"A child's learning is the function more of the characteristics of his classmates than those of the teacher." James Coleman, 1972

Friday, March 03, 2017

Dem Epiphany: Public Education Under Siege

In 2001, Democrats joined Republicans to create a massive school privatization corporate welfare plan known as No Child Left Behind.  With fanciful performance targets and unbending rules, which every education policy person knew would detonate thousands of the poorest public schools over the coming years, NCLB ushered in the charter school era in a way that allowed the gradual ramping up of the paternalistic "no excuses" corporate reform school industry.

It wasn't until 2008, however, that privatization via charter school really took off.  When Obama was first inaugurated, U. S. schools had about 1.4 million students in charters.  By the time Obama left office in 2017, the charter population had more than doubled to 3.1 million students, and the federal commitment, alone, to charters was over $250,000,000 per year.

During the steady build-up of the charter industry before and during the Obama Era, the corporate teachers' unions continued to lend support for segregated charter expansion and discredited value-added evaluation schemes.  

The strategy of gradual privatization was cemented by the bipartisan reauthorization of Elementary and Secondary Education Act (ESEA), which replaced NCLB with Every Student Succeeds Act (ESSA).  ESSA serves as a multi-billion dollar charter stimulus, while magnifying the power of charter school support groups and the charter industry, by making sure that 5 percent of the lowest-scoring schools are turned over for charter conversion each year.

None of this was troubling to Democratic think tanks until Hillary Clinton lost the election.  Within a couple of weeks, however, the Dems had rallied the Economic Policy Institute (EPI) to begin publicizing research on the horribly-negative effects of the charters that had been ignored for the past decade and a half.  

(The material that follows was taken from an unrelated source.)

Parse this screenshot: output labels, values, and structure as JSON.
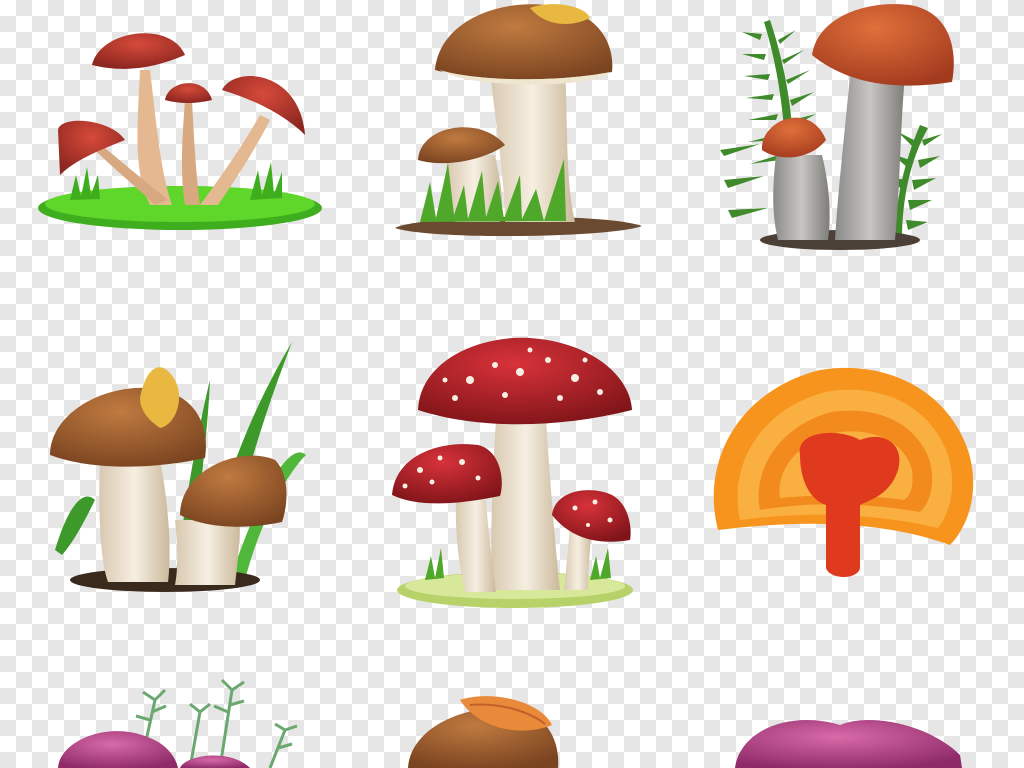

In November, EPI published research that Bruce Baker had been doing for years on the damaging effects of charters, and most recently EPI has joined other corporate Democrats to publicize research on the failed voucher experiments.

If Dems could have continued to oversee, at their own pace, the privatization of schools to benefit their own band of underemployed Teach for America (TFA) Ivy Leaguers, we never would have come to share the corporate Democrats' blinding insight as to the moral repugnance and anti-democratic nature of school privatization.